I’ve noticed the word “sacrifice”, or variations on it, popping up in discussions of global warming recently. The deniers and nay-sayers gleefully tell us that “ordinary people” won’t be able or willing to make the sacrifices- ie lifestyle changes- necessary to cut carbon dioxide output. I believe they are insulting the very people they pretend to champion, under estimating what the average citizen is capable of.
Sadly, too many Greens have taken up this idea and talk of the troubles we face. All talk of sacrifice suggests we’ll have to go back to the Dark Ages to cut consumption.
It’s all nonsense, of course. What’s needed is a fresh look at just what we’d be giving up and a more honest description of it. So let’s make a few sacrifices. Let’s sacrifice-
Paying too much for bland, boring food that’s over packaged and shipped halfway around the world. Research has shown that local shops and markets are consistently cheaper than the supermarket chains. They’re also friendlier, put more money into the local economy and stock foods you won’t find on Tesco’s shelves.
Burning money running a status symbol that increasingly says bad things about you, that is a danger to everyone on the road- including its occupants- and spends most of its life carting nothing more substantial than air. If people took the time to find the largest car they needed, rather than the ideal vehicle for a trek across Alaska with the extended family, they could save hundreds, if not thousands, of pounds a year without sacrificing any of the convenience and comfort of having a car. Of course, it would be best if they could leave the car behind more often as well, but maybe they’d learn that when they realised how little they really needed it.
Teaching children to be unhealthy and dependent on others. They could walk to school, getting exercise, building self confidence and teaching them to do stuff for themselves.
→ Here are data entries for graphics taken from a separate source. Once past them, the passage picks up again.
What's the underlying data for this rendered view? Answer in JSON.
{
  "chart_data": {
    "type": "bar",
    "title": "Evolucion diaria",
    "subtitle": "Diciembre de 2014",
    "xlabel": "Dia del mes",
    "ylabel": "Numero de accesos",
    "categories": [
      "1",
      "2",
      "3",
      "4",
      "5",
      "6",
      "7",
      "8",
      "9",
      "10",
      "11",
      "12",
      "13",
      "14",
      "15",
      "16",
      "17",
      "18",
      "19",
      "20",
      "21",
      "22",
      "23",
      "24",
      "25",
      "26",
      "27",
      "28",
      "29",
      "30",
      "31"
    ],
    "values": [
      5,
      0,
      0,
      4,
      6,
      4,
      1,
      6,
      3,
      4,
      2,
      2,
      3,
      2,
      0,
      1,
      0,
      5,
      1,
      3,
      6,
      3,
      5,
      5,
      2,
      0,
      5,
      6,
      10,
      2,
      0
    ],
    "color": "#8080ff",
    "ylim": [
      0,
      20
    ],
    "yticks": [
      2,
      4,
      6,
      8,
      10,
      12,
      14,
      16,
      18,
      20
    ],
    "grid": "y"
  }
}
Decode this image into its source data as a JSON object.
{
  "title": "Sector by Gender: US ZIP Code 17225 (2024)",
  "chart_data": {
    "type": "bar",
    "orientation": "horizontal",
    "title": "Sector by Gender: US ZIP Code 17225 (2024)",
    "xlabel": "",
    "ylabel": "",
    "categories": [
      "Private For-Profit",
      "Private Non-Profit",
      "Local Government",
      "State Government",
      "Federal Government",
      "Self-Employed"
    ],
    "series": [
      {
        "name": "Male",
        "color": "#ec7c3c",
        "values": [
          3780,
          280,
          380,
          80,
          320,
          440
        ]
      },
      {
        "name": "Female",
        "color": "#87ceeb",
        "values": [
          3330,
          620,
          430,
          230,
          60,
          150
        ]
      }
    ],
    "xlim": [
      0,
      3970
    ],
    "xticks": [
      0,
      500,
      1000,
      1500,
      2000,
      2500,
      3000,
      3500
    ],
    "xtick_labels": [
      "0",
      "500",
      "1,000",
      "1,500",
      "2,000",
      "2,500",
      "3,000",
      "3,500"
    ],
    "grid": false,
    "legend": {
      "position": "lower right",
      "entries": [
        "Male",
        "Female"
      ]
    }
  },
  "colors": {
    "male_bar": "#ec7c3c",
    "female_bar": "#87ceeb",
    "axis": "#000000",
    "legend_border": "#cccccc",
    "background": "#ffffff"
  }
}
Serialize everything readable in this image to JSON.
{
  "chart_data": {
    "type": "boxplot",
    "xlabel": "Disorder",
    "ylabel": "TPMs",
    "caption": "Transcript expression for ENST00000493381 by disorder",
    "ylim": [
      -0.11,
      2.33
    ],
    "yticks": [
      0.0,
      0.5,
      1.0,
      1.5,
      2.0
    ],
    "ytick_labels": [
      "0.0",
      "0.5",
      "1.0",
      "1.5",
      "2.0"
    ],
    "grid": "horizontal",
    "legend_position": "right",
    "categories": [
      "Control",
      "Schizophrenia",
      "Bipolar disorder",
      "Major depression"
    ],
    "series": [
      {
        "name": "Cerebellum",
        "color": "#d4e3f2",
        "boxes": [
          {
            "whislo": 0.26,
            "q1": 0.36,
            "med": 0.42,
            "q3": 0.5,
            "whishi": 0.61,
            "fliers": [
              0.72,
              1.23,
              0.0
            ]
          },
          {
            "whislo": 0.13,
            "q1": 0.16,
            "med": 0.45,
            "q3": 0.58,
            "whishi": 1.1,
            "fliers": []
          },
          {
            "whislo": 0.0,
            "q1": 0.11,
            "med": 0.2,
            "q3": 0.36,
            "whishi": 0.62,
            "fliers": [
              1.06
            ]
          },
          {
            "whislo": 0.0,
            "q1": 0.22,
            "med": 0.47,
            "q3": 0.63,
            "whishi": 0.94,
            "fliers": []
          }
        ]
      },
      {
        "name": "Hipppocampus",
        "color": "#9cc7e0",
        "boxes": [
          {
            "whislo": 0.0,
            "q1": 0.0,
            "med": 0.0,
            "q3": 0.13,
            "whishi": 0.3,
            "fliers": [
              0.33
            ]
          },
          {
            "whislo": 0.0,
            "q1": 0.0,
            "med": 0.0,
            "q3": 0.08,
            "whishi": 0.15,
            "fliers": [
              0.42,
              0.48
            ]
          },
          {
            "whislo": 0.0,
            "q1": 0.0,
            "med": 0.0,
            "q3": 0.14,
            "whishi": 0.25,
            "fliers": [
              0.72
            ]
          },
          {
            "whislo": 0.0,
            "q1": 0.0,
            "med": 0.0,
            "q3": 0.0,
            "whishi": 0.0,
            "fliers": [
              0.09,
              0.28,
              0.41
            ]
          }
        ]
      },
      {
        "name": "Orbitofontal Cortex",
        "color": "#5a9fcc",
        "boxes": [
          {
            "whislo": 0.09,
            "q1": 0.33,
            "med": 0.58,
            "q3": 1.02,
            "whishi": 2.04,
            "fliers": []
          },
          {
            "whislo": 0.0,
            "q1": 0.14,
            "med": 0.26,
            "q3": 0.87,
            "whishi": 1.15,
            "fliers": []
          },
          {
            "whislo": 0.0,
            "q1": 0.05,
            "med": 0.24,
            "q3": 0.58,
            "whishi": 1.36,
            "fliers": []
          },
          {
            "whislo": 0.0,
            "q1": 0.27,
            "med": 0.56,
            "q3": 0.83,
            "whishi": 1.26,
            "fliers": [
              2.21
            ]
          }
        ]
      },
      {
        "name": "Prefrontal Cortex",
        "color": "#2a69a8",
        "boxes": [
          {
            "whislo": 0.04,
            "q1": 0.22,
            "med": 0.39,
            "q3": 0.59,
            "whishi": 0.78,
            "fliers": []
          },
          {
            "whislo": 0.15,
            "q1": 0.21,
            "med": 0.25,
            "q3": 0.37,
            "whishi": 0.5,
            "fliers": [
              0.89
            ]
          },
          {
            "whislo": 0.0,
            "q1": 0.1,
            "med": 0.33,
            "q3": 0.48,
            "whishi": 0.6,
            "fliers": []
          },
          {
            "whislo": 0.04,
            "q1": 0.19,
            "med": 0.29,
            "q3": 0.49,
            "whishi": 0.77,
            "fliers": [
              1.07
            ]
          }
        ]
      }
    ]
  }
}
It would probably make them safer in other ways as well. Recognising, and being recognised in, their neighbourhood should help children spot trouble such as the mythical danger stranger if it ever appeared.
Paying exorbitant energy bills because our filament bulbs use more energy making heat than they do making light. Really, when a decent compact fluorescent bulb will pay for itself in less than a year, why do people insist on the false economy of filament bulbs?
That’s just a sample. Next time someone tells you the culture won’t change because of the sacrifices involved try one of them as a reply. We’re all in a position to make sacrifices which actually leave us better off as well as helping the environment. When we’ve pocketed the money from them, more drastic action will be less painful and easier to contemplate.